An angry rant by a prominent developer describes Palm's app store as developer hell: fees, paperwork, and a PayPal account are required. But as counter-rants have pointed out, Palm is letting unofficial app stores thrive. Is Palm driving its third-party developers underground?

The writer of the rant, a well-know Bay Area developer and original engineer at Netscape named Jamie Zawinski, says that Palm's app approval process is even more byzantine than Apple's. (Below, homebrew Palm apps on a third-party site.)

He writes:

"Shortly after I wrote those applications in June, I mailed a few people inside Palm trying to figure out how to get them into the App Catalog, so that normal people could actually run them. In July, Palm publically asked for submissions for the App Catalog. I submitted my apps, signed up for their application-submission web site in July, printed out ten pages of PDF legal documents, signed them and scanned them back, then signed up for their web site again when they threw away the previous web site and created a whole new one in August, and basically jumped through dozens of hoops—literally dozens of email exchanges—from July through September."

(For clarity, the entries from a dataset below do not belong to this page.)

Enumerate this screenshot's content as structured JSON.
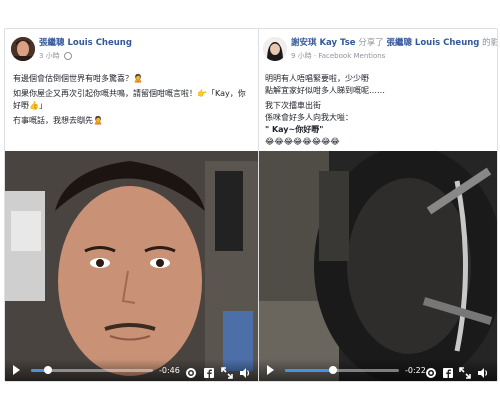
{
  "left_post": {
    "author": "張繼聰 Louis Cheung",
    "time": "3 小時",
    "lines": [
      "有邊個會估倒個世界有咁多驚喜？🙎",
      "如果你屋企又再次引起你嘅共鳴，請留個咁嘅言啦！👉「Kay，你好嘢👍」",
      "冇事嘅話，我想去瞓先🙎"
    ],
    "video": {
      "time_remaining": "-0:46",
      "progress": 0.14,
      "icons": [
        "play-icon",
        "gear-icon",
        "facebook-icon",
        "expand-icon",
        "volume-icon"
      ]
    }
  },
  "right_post": {
    "author": "謝安琪 Kay Tse",
    "shared_text": "分享了",
    "shared_author": "張繼聰 Louis Cheung",
    "shared_suffix": "的影片。",
    "time": "9 小時 · Facebook Mentions",
    "lines": [
      "明明有人唔唱緊要啦，少少嘢",
      "點解宜家好似咁多人睇到嘅呢……",
      "我下次擂車出街",
      "係咪會好多人向我大嗌：",
      "\" Kay~你好嘢\"",
      "😂😂😂😂😂😂😂😂"
    ],
    "video": {
      "time_remaining": "-0:22",
      "progress": 0.42,
      "icons": [
        "play-icon",
        "gear-icon",
        "facebook-icon",
        "expand-icon",
        "volume-icon"
      ]
    }
  }
}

Zawinski says Palm also demanded that he remove all his source code from public view, even though they were open-source projects he was merely porting to webOS. When he refused, they rescinded the demand, but told him he needed to pay a $99 fee with a "verified" PayPal account, even though he was distributing his software for free.

Palm has responded to the PR catastrophe with apologies, but hasn't promised that Zawinski's apps will make it into their store. Skirmishes like these might drive even more developers underground to app stores like PreCentral, taking Palm out of the revenue loop. Palm's app store is only three months old and has about 50 apps. PreCentral is pushing 250.